Working with Files
It is very easy to read and write files in Python.
f = open("three.txt")
contents = f.read() # 'one\ntwo\nthree\n'
print(contents)
The built-in function open
opens a file in read mode and returns a file object. We can call the read
method on the file object to read all the contents of the file. We could simplify the above by combing the first two lines.
contents = open("three.txt").read() # 'one\ntwo\nthree\n'
print(contents)
The other common way to read a file is by reading lines.
lines = open("three.txt").readlines()
print(lines) # ['one\n', 'two\n', 'three\n']
We could also loop over the lines and print each line separately.
for line in open("three.txt").readlines():
print(line)
Did you notice the exta empty lines after each line in the file? It is because there is a new-line character in each line and print
is adding one more. We need stop one of these.
One approach is to ask the print to not add a new line.
for line in open("three.txt").readlines():
print(line, end="") # ask print to not add a new line
And the another way is to remove the newline character from each line before printing.
for line in open("three.txt").readlines():
print(line.strip("\n")) # remove the newline char from each line
When we want to iterate over the lines, we could just iterate over the file object without the need of .readlines()
. This is possible because iterating over a file, goes over the lines any way.
for line in open("three.txt"):
print(line, end="")
Example: word count
Unix has a word count program, wc.
We are going to use a file numbers.txt
containing the following contents.
1 one
2 two
3 three
4 four
5 five
If we pass this file as an argument to the unix command wc
, it would produce the following output.
$ wc numbers.txt
5 10 34 numbers.txt
What does it take to implement this in Python?
"""Implements the wc command of unix.
Prints the line count, wordcount, char count and the filename.
USAGE:
python wc.py filename
"""
import sys
def linecount(f):
return len(open(f).readlines())
def wordcount(f):
return len(open(f).read().split())
def charcount(f):
return len(open(f).read())
def main():
f = sys.argv[1]
print(linecount(f), wordcount(f), charcount(f), f)
if __name__ == "__main__":
main()
If we run this with numbers.txt as argument, we'll get this:
$ python wc.py numbers.txt
5 10 34 numbers.txt
Problem: Write a program reverse_lines.py
that prints the lines in a file in the reverse order.

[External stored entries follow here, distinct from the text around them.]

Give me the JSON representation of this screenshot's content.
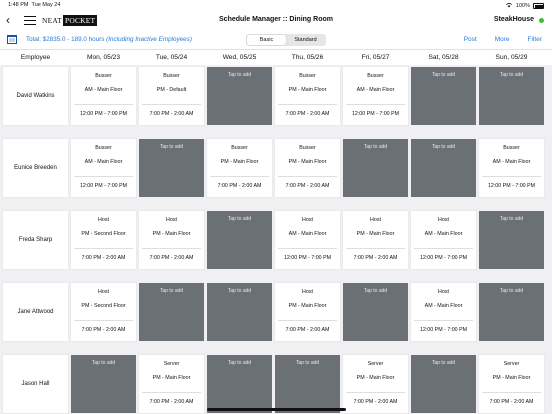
{
  "status_bar": {
    "time": "1:48 PM",
    "date": "Tue May 24",
    "battery": "100%"
  },
  "nav": {
    "back_icon": "chevron-left",
    "menu_icon": "hamburger",
    "logo_text_a": "NEAT",
    "logo_text_b": "POCKET",
    "title": "Schedule Manager :: Dining Room",
    "venue": "SteakHouse",
    "venue_status_color": "#3dbb3d"
  },
  "toolbar": {
    "calendar_icon": "calendar",
    "total_main": "Total: $2835.0 - 189.0 hours",
    "total_note": "(Including Inactive Employees)",
    "view_modes": [
      "Basic",
      "Standard"
    ],
    "active_view": "Basic",
    "actions": [
      "Post",
      "More",
      "Filter"
    ]
  },
  "header": {
    "employee_label": "Employee",
    "days": [
      "Mon, 05/23",
      "Tue, 05/24",
      "Wed, 05/25",
      "Thu, 05/26",
      "Fri, 05/27",
      "Sat, 05/28",
      "Sun, 05/29"
    ]
  },
  "colors": {
    "accent": "#2a7bd8",
    "empty_slot": "#6b7075"
  },
  "empty_label": "Tap to add",
  "rows": [
    {
      "name": "David Watkins",
      "shifts": [
        {
          "role": "Busser",
          "area": "AM - Main Floor",
          "time": "12:00 PM - 7:00 PM"
        },
        {
          "role": "Busser",
          "area": "PM - Default",
          "time": "7:00 PM - 2:00 AM"
        },
        null,
        {
          "role": "Busser",
          "area": "PM - Main Floor",
          "time": "7:00 PM - 2:00 AM"
        },
        {
          "role": "Busser",
          "area": "AM - Main Floor",
          "time": "12:00 PM - 7:00 PM"
        },
        null,
        null
      ]
    },
    {
      "name": "Eunice Breeden",
      "shifts": [
        {
          "role": "Busser",
          "area": "AM - Main Floor",
          "time": "12:00 PM - 7:00 PM"
        },
        null,
        {
          "role": "Busser",
          "area": "PM - Main Floor",
          "time": "7:00 PM - 2:00 AM"
        },
        {
          "role": "Busser",
          "area": "PM - Main Floor",
          "time": "7:00 PM - 2:00 AM"
        },
        null,
        null,
        {
          "role": "Busser",
          "area": "AM - Main Floor",
          "time": "12:00 PM - 7:00 PM"
        }
      ]
    },
    {
      "name": "Freda Sharp",
      "shifts": [
        {
          "role": "Host",
          "area": "PM - Second Floor",
          "time": "7:00 PM - 2:00 AM"
        },
        {
          "role": "Host",
          "area": "PM - Main Floor",
          "time": "7:00 PM - 2:00 AM"
        },
        null,
        {
          "role": "Host",
          "area": "AM - Main Floor",
          "time": "12:00 PM - 7:00 PM"
        },
        {
          "role": "Host",
          "area": "PM - Main Floor",
          "time": "7:00 PM - 2:00 AM"
        },
        {
          "role": "Host",
          "area": "AM - Main Floor",
          "time": "12:00 PM - 7:00 PM"
        },
        null
      ]
    },
    {
      "name": "Jane Attwood",
      "shifts": [
        {
          "role": "Host",
          "area": "PM - Second Floor",
          "time": "7:00 PM - 2:00 AM"
        },
        null,
        null,
        {
          "role": "Host",
          "area": "PM - Main Floor",
          "time": "7:00 PM - 2:00 AM"
        },
        null,
        {
          "role": "Host",
          "area": "AM - Main Floor",
          "time": "12:00 PM - 7:00 PM"
        },
        null
      ]
    },
    {
      "name": "Jason Hall",
      "shifts": [
        null,
        {
          "role": "Server",
          "area": "PM - Main Floor",
          "time": "7:00 PM - 2:00 AM"
        },
        null,
        null,
        {
          "role": "Server",
          "area": "PM - Main Floor",
          "time": "7:00 PM - 2:00 AM"
        },
        null,
        {
          "role": "Server",
          "area": "PM - Main Floor",
          "time": "7:00 PM - 2:00 AM"
        }
      ]
    }
  ]
}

The last line will be printed at the beginning etc.
$ python reverse-lines.py number.txt
5 five
4 four
3 three
2 two
1 one
Problem: Write a program reverse-words.py that prints words in each line in reverse order.
$ python reverse-words.py numbers.txt
one 1
two 2
three 3
four 4
five 5
$ python reverse-words.py words.txt
five
four five
three four five
two three four five
one two three four five
zero
Working with binary files
When we open a file in read mode, it tries to encode the bytes in the file using the spevcified encoding, which is utf-8
in most cases. However, there will be cases where we need to deal with the bytes directly rather than converting to text. Reading binary files like images etc. is one such use case.

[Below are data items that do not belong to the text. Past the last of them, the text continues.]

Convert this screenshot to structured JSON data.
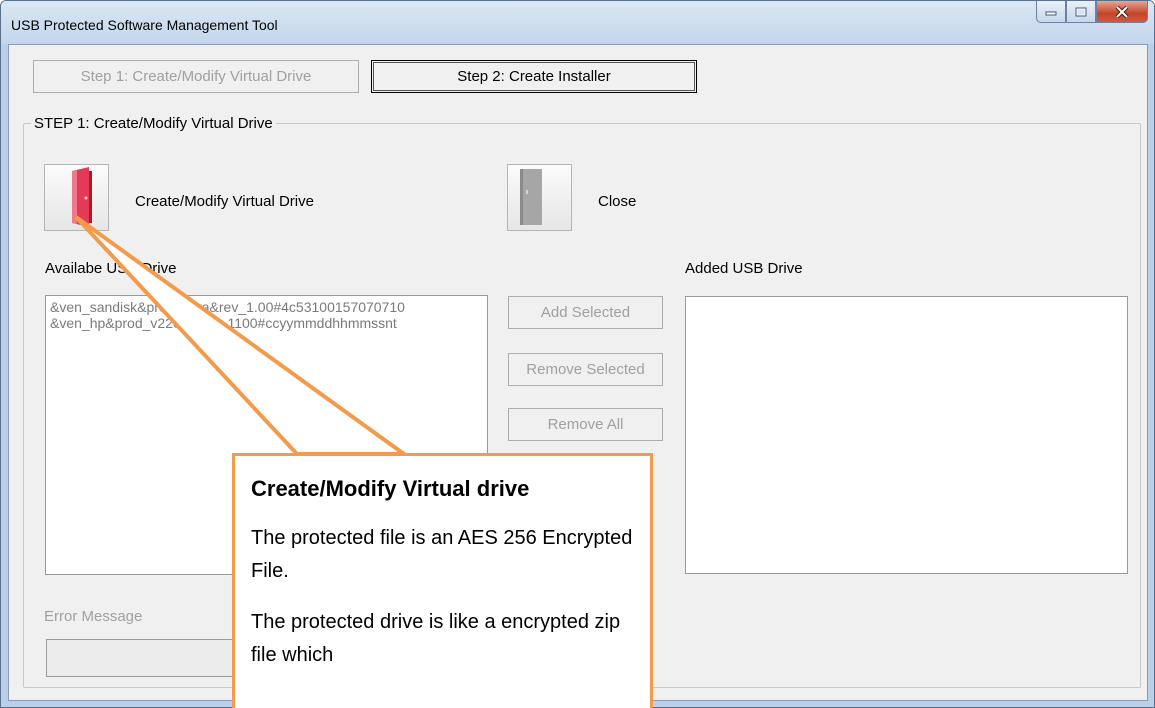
{
  "window": {
    "title": "USB Protected Software Management Tool"
  },
  "toolbar": {
    "step1_label": "Step 1: Create/Modify Virtual Drive",
    "step2_label": "Step 2: Create Installer"
  },
  "group": {
    "label": "STEP 1: Create/Modify Virtual Drive"
  },
  "actions": {
    "create_label": "Create/Modify Virtual Drive",
    "close_label": "Close"
  },
  "available": {
    "label": "Availabe USB Drive",
    "items": [
      "&ven_sandisk&prod_ultra&rev_1.00#4c53100157070710",
      "&ven_hp&prod_v220w&rev_1100#ccyymmddhhmmssnt"
    ]
  },
  "added": {
    "label": "Added USB Drive"
  },
  "buttons": {
    "add_selected": "Add Selected",
    "remove_selected": "Remove Selected",
    "remove_all": "Remove All"
  },
  "error": {
    "label": "Error Message"
  },
  "callout": {
    "title": "Create/Modify Virtual drive",
    "para1": "The protected file is an AES 256 Encrypted File.",
    "para2": "The protected drive  is like a encrypted zip file which"
  },
  "colors": {
    "accent_orange": "#f39b4c",
    "door_red": "#d9263f",
    "door_gray": "#9a9a9a"
  }
}
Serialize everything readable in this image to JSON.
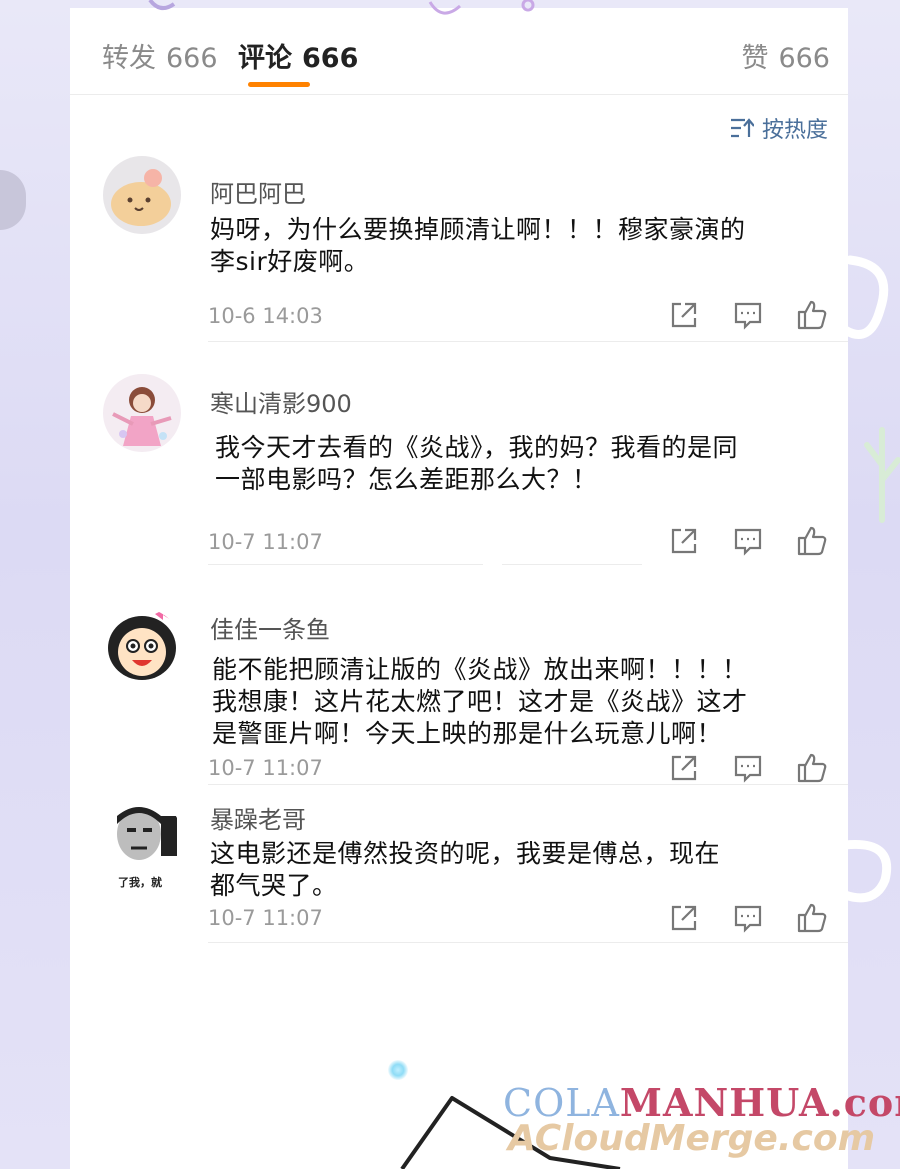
{
  "tabs": {
    "repost_label": "转发",
    "repost_count": "666",
    "comment_label": "评论",
    "comment_count": "666",
    "like_label": "赞",
    "like_count": "666"
  },
  "sort_label": "按热度",
  "comments": [
    {
      "name": "阿巴阿巴",
      "lines": [
        "妈呀，为什么要换掉顾清让啊！！！穆家豪演的",
        "李sir好废啊。"
      ],
      "time": "10-6 14:03"
    },
    {
      "name": "寒山清影900",
      "lines": [
        "我今天才去看的《炎战》，我的妈？我看的是同",
        "一部电影吗？怎么差距那么大？！"
      ],
      "time": "10-7 11:07"
    },
    {
      "name": "佳佳一条鱼",
      "lines": [
        "能不能把顾清让版的《炎战》放出来啊！！！！",
        "我想康！这片花太燃了吧！这才是《炎战》这才",
        "是警匪片啊！今天上映的那是什么玩意儿啊！"
      ],
      "time": "10-7 11:07"
    },
    {
      "name": "暴躁老哥",
      "lines": [
        "这电影还是傅然投资的呢，我要是傅总，现在",
        "都气哭了。"
      ],
      "time": "10-7 11:07",
      "avatar_caption": "了我，就"
    }
  ],
  "watermark": {
    "line1_a": "COLA",
    "line1_b": "MANHUA.com",
    "line2": "ACloudMerge.com"
  },
  "icons": [
    "sort-icon",
    "share-icon",
    "reply-icon",
    "like-icon"
  ],
  "colors": {
    "accent": "#ff8200",
    "link": "#4a6f9a",
    "muted": "#9a9a9a"
  }
}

We can specify the mode as rb
to open a file in read-binary mode. When a file is opened in binary mode, the read
and the readlines
functions returns bytes instead of string.
For example, reading the numbers.txt
in read-binary mode gives the contents as bytes.
data = open("numbers.txt", 'rb').read() # gives bytes
print(data)
Compare that with reading it in read-text mode, which gives a string.
text = open("numbers.txt", 'r').read() # gives str
print(text)
Writing Files
Files can be opened in write mode by specifying "w"
or "wt"
as mode. For writing binary files, it will be "wb"
.
# write two lines into a.txt
f = open("a.txt", "w")
f.write("one\n")
f.write("two\n")
f.close()
# and read them back
contents = open("a.txt").read()
print(contents)
Whenever we open a file in a write mode, all the contents will be overwritten.
It is important to remember to close the file as the contents may not written to the disk until closed.
Sometimes we want to append something at the end of a file. In that case, we can open the file in append mode ("a"
).
# write two lines to a.txt
f = open("a.txt", "w")
f.write("one\n")
f.write("two\n")
f.close()
# append two more lines to the same file
f = open("a.txt", "a")
f.write("three\n")
f.write("four\n")
f.close()
# and read them back
contents = open("a.txt").read()
print(contents)
The with
statement
The with
statement is handy when writing to files as it takes care of closing the file automatically.
with open("a.txt", "w") as f:
f.write("one\n")
f.write("two\n")
# the file f gets closes automatically
# and read them back
contents = open("a.txt").read()
print(contents)
Problem: write a program copyfile.py
to copy contents of one file to another. The program should accept a source file and a destination file as arguments and copy the source to the destination.
$ python copyfile.py a.txt b.txt
Note: Don't call this file copy.py
as that interfere with a standard library module with the same name.